Skip to content

ADR-0001 — Engine fmt= parameter across format-aware methods

Status · Accepted

Context

Early iterations of the engine API had separate methods per format (read_parquet, read_delta, read_iceberg, read_csv, …) and corresponding writer variants (write_parquet, write_delta, …). Destinations and sources dispatched on format by branching at call sites.

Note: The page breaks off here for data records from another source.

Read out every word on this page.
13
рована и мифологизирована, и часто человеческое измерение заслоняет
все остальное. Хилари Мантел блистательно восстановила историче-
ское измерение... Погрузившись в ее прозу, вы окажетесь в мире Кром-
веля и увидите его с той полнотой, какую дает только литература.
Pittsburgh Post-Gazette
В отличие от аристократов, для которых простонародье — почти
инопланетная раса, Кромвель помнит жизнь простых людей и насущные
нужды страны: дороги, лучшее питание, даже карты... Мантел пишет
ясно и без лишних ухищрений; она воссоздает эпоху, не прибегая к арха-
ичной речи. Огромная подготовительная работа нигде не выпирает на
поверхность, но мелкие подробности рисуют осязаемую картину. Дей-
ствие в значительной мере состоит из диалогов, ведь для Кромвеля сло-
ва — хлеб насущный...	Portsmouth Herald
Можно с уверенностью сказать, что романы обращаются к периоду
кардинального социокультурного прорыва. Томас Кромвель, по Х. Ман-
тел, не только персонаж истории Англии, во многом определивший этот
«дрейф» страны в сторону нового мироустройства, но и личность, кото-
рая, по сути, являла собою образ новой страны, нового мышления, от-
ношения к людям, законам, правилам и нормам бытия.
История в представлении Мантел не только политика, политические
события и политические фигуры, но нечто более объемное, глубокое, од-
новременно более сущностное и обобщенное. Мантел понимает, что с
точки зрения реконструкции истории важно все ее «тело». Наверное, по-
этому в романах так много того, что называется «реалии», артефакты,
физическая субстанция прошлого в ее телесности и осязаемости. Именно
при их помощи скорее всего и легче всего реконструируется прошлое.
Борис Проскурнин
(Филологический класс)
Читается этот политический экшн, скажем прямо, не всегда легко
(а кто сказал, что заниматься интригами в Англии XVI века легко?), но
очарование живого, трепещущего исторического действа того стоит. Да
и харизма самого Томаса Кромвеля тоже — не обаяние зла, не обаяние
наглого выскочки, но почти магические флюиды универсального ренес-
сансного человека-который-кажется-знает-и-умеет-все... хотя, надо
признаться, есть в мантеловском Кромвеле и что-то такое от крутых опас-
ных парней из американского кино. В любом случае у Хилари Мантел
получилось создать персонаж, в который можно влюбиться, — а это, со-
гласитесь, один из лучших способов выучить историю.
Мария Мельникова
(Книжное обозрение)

This made two things hard:

  1. Adding a new format required touching every destination and source.
  2. Table-aware methods (read_table, table_exists_by_name, merge_to_table) had no natural place for Iceberg — it was a copy-paste of the Delta variant with small changes.

Decision

Format-aware methods accept a fmt string parameter. The engine dispatches internally:

def read_path(self, path: str, fmt: str, options=None):
def write_to_path(self, df, path, mode, fmt, partition_columns=None, options=None):
def read_table(self, table_name: str, fmt: str = "delta", options=None):
def merge_to_table(self, df, table_name, merge_keys, fmt: str = "delta", options=None):
def table_exists_by_name(self, table_name: str, *, fmt: str = "delta") -> bool:

table_exists_by_name uses keyword-only fmt — defensive because positional args can confuse table_name with format.

Supported fmt values are listed in datacoolie.core.constants.Format.

Consequences

  • Adding a new format is a single engine change plus destination/source plugins.
  • Removes ~500 lines of dispatch boilerplate from destinations/sources.
  • fmt is now the canonical term throughout docstrings, logs, and metadata — never "format" or "type".